PADANG (Arrahmah.com) – Langkanya bahan bakar minyak (BBM) khususnya premium dan solar membuat antrean panjang di seluruh SPBU di Sumatera Barat. Kondisi seperti ini sangat meresahkan masyarakat. Untuk itu mahasiswa, Organda, para sopir dan elemen masyarakat lainnya akan turun ke jalan untuk mendesak pemerinah menstabilkan keadaan ini.

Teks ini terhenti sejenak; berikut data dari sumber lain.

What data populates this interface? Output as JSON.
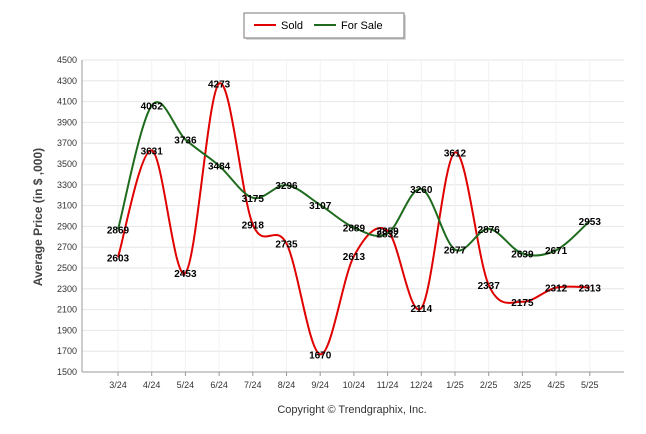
{
  "chart_data": {
    "type": "line",
    "categories": [
      "3/24",
      "4/24",
      "5/24",
      "6/24",
      "7/24",
      "8/24",
      "9/24",
      "10/24",
      "11/24",
      "12/24",
      "1/25",
      "2/25",
      "3/25",
      "4/25",
      "5/25"
    ],
    "series": [
      {
        "name": "Sold",
        "color": "#e00000",
        "values": [
          2603,
          3631,
          2453,
          4273,
          2918,
          2735,
          1670,
          2613,
          2859,
          2114,
          3612,
          2337,
          2175,
          2312,
          2313
        ]
      },
      {
        "name": "For Sale",
        "color": "#1e6b1e",
        "values": [
          2869,
          4062,
          3736,
          3484,
          3175,
          3296,
          3107,
          2889,
          2832,
          3260,
          2677,
          2876,
          2639,
          2671,
          2953
        ]
      }
    ],
    "ylabel": "Average Price (in $ ,000)",
    "ylim": [
      1500,
      4500
    ],
    "yticks": [
      1500,
      1700,
      1900,
      2100,
      2300,
      2500,
      2700,
      2900,
      3100,
      3300,
      3500,
      3700,
      3900,
      4100,
      4300,
      4500
    ],
    "grid": true,
    "legend_position": "top-center",
    "credit": "Copyright © Trendgraphix, Inc."
  }
}
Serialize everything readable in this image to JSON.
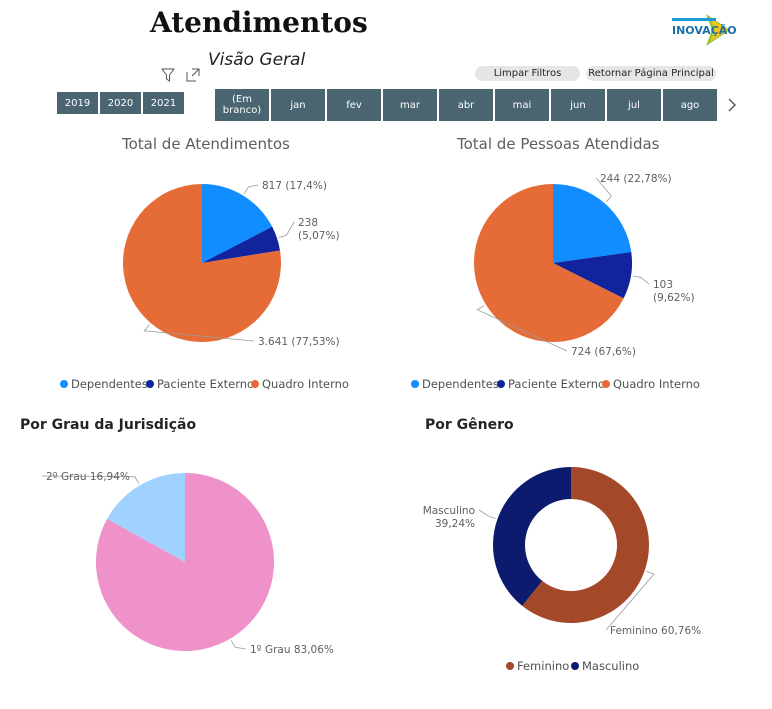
{
  "header": {
    "title": "Atendimentos",
    "subtitle": "Visão Geral",
    "logo_text": "INOVAÇÃO",
    "buttons": {
      "clear": "Limpar Filtros",
      "home": "Retornar Página Principal"
    }
  },
  "year_slicer": [
    "2019",
    "2020",
    "2021"
  ],
  "month_slicer": [
    "(Em branco)",
    "jan",
    "fev",
    "mar",
    "abr",
    "mai",
    "jun",
    "jul",
    "ago"
  ],
  "icons": {
    "filter": "filter-icon",
    "expand": "expand-icon",
    "next": "chevron-right-icon"
  },
  "colors": {
    "slicer": "#4a6570",
    "dependentes": "#118dff",
    "paciente_externo": "#12239e",
    "quadro_interno": "#e66c37",
    "primeiro_grau": "#ee92c9",
    "segundo_grau": "#a0d1ff",
    "feminino": "#a3492a",
    "masculino": "#0d1b6e"
  },
  "chart_data": [
    {
      "type": "pie",
      "title": "Total de Atendimentos",
      "categories": [
        "Dependentes",
        "Paciente Externo",
        "Quadro Interno"
      ],
      "values": [
        817,
        238,
        3641
      ],
      "labels": [
        "817 (17,4%)",
        "238 (5,07%)",
        "3.641 (77,53%)"
      ],
      "legend": "bottom"
    },
    {
      "type": "pie",
      "title": "Total de Pessoas Atendidas",
      "categories": [
        "Dependentes",
        "Paciente Externo",
        "Quadro Interno"
      ],
      "values": [
        244,
        103,
        724
      ],
      "labels": [
        "244 (22,78%)",
        "103 (9,62%)",
        "724 (67,6%)"
      ],
      "legend": "bottom"
    },
    {
      "type": "pie",
      "title": "Por Grau da Jurisdição",
      "categories": [
        "1º Grau",
        "2º Grau"
      ],
      "values": [
        83.06,
        16.94
      ],
      "labels": [
        "1º Grau 83,06%",
        "2º Grau 16,94%"
      ]
    },
    {
      "type": "donut",
      "title": "Por Gênero",
      "categories": [
        "Feminino",
        "Masculino"
      ],
      "values": [
        60.76,
        39.24
      ],
      "labels": [
        "Feminino 60,76%",
        "Masculino 39,24%"
      ],
      "legend": "bottom"
    }
  ]
}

Mahasiswa di Kota Padang memberikan waktu 2 x 24 jam terhitung dari Kamis (28/8) kepada pemerintah untuk menstabilkan keadaan. “Jika BBM tidak segera distabilkan, kita mengajak seluruh mahasiswa di Kota Padang dan masyarakat turun ke jalan untuk meminta pemerintah untuk menstabilkan keadaan,” ujar Ketua Umum Himpunan Mahasiswa Islam (HMI) Cabang Padang Rifki Fernanda Rabu (27/8/2014), sebagaimana dilaporkan harianhaluan.com
Rifki menilai, langkanya BBM ini sangat mengangu aktifitas dari masyarakat. “Banyak anak sekolah yang terlambat datang ke sekolah karena angkot tidak ada. Selain itu saya melihat orang yang mendorong motornya sangat jauh di kawasan Bungus. Hal ini disebabkan karena BBM langka,” ujarnya lagi
Dilakukankannya pembatasan BBM bersubsidi ini dinilai tidak tepat karena masih banyak masyarakat yang berekonomi lemah. “Jika ingin menaikkan harga BBM sebaiknya jangan sekarang. Tapi tunggu sampai ekomomi masyarakat baik. Saat ini kondisi ekonomi masyarakat sedang payah,”ujarnya lagi.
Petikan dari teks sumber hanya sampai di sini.